La prima immagine che si è materializzata ai miei occhi quando ho letto su diverse testate italiane e straniere titoli forti, che paventano l’imminenza di un nuovo conflitto in Bosnia-Erzegovina, è stata quella delle tazzine di Što te nema?, un’opera capace di incarnare l’orrore dell’assenza nel quotidiano, il vuoto reso tangibile da un caffè che non sarà più bevuto. Il suo significato mi è sembrato arricchirsi di nuove sfumature alla luce dei fatti di attualità: la lunga evoluzione di questa installazione (partita da un nucleo originario di un migliaio di tazzine appartenenti alle Donne di Srebrenica, si è arricchita gradualmente di nuovi pezzi, donati dal pubblico) ha seguito passo per passo il lungo processo di rielaborazione del genocidio di Srebrenica, un dramma che gioca ancora un ruolo centrale nella narrazione politica nazionale – l’acuirsi delle tensioni, culminate negli ultimi giorni con le dichiarazioni dei politici serbobosniaci di voler creare un loro esercito separato da quello nazionale, è in realtà cominciato a luglio, quando l’Alto rappresentante garante del rispetto degli accordi di pace di Dayton ha imposto emendamenti contro chi nega il genocidio di Srebrenica. Non è però solo il legame con la storia di Srebrenica a farmi apprezzare ancora di più l’opera Što te nema? di Aida Šehović. In fondo in fondo è un pensiero di resistenza quello che si forma nella mia mente quando visualizzo le tazzine piene di caffè: Aida Šehović è nata a Banja Luka, oggi capitale de facto della Republica Srpska, e come tanti musulmani è dovuta fuggire dalla sua terra durante la guerra. Eppure la sua installazione mette in scena un rito che accomuna i bosniaci, senza bandiere etniche: nelle tazzine di Aida voglio leggere un invito rivolto a tutti, serbi, croati e bosgnacchi, a ricordare insieme le vittime per non doverne piangere di nuove.

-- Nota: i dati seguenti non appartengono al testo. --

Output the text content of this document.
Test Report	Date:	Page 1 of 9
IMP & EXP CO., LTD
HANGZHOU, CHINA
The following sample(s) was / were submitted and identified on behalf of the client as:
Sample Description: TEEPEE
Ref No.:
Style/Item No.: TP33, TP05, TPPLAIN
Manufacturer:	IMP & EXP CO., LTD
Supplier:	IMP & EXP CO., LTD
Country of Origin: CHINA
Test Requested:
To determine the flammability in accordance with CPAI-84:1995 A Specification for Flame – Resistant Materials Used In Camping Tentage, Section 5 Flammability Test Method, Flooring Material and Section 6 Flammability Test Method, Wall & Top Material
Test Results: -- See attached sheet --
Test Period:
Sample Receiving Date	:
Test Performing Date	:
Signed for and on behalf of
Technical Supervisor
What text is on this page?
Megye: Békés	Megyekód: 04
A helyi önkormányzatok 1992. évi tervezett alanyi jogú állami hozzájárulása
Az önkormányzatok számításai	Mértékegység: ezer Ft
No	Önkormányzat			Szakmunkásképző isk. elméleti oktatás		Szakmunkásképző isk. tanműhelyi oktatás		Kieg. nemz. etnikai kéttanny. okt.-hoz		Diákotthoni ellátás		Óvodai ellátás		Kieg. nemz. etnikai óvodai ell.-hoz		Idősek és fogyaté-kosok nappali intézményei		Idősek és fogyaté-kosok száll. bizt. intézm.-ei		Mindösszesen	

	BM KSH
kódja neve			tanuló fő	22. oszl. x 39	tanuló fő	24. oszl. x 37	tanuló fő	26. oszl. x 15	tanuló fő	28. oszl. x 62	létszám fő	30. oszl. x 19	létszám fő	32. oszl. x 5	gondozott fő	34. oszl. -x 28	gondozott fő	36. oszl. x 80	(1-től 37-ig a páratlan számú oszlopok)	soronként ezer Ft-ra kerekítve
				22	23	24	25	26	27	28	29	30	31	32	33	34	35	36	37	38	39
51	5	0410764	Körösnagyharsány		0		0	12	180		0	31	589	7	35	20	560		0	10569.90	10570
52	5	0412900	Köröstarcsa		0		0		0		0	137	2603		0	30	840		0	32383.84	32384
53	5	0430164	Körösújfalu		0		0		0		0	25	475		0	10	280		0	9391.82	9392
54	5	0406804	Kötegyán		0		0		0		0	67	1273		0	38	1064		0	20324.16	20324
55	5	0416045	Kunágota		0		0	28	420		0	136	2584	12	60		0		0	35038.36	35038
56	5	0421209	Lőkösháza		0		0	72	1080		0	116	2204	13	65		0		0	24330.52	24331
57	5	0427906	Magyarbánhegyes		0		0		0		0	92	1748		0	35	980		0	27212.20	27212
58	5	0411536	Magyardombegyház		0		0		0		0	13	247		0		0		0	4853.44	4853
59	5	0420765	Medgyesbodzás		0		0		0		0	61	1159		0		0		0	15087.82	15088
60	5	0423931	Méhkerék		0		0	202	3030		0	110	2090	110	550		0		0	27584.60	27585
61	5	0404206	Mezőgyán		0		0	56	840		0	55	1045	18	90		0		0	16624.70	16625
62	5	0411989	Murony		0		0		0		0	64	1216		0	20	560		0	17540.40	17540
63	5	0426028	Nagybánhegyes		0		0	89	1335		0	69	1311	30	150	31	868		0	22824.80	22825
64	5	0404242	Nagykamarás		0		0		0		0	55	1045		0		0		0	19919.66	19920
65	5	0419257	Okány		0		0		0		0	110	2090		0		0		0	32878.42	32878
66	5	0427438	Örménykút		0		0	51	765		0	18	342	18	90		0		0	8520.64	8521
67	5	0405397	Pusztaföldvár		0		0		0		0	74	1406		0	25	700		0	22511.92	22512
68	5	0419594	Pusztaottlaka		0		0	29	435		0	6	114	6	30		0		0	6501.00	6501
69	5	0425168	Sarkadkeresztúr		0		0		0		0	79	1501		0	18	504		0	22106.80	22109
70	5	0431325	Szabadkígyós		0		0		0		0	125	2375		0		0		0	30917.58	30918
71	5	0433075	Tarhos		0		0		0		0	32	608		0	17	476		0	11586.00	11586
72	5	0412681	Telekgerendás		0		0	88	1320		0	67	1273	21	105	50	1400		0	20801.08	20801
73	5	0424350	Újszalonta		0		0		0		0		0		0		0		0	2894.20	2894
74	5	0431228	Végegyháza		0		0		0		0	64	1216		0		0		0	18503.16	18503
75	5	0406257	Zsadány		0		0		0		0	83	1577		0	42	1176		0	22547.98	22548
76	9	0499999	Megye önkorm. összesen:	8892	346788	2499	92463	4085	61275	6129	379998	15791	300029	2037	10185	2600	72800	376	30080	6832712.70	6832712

Qualche consiglio per cercare di capire cosa accadde a Srebrenica.
Se siete in viaggio in Bosnia-Erzegovina, a Sarajevo non perdete la Memorial Gallery 11/07/95, una galleria che affida a un’esposizione fotografica di impareggiabile efficacia visiva e a una serie di video il compito di testimoniare l’eccidio di Srebrenica, mentre a Srebrenica c’è il Memorijalni Centar di Potočari, un memoriale che affianca al cimitero un museo per commemorare le vittime del massacro.
A casa: il film Quo vadis, Aida? (2020), per la regia di Jasmila Žbanić, pur nella finzione narrativa, ricostruisce con semplicità e accuratezza i passaggi che portarono alla morte di tante persone che dovevano essere invece protette. Se siete facili alle lacrime, preparate scorte di fazzoletti.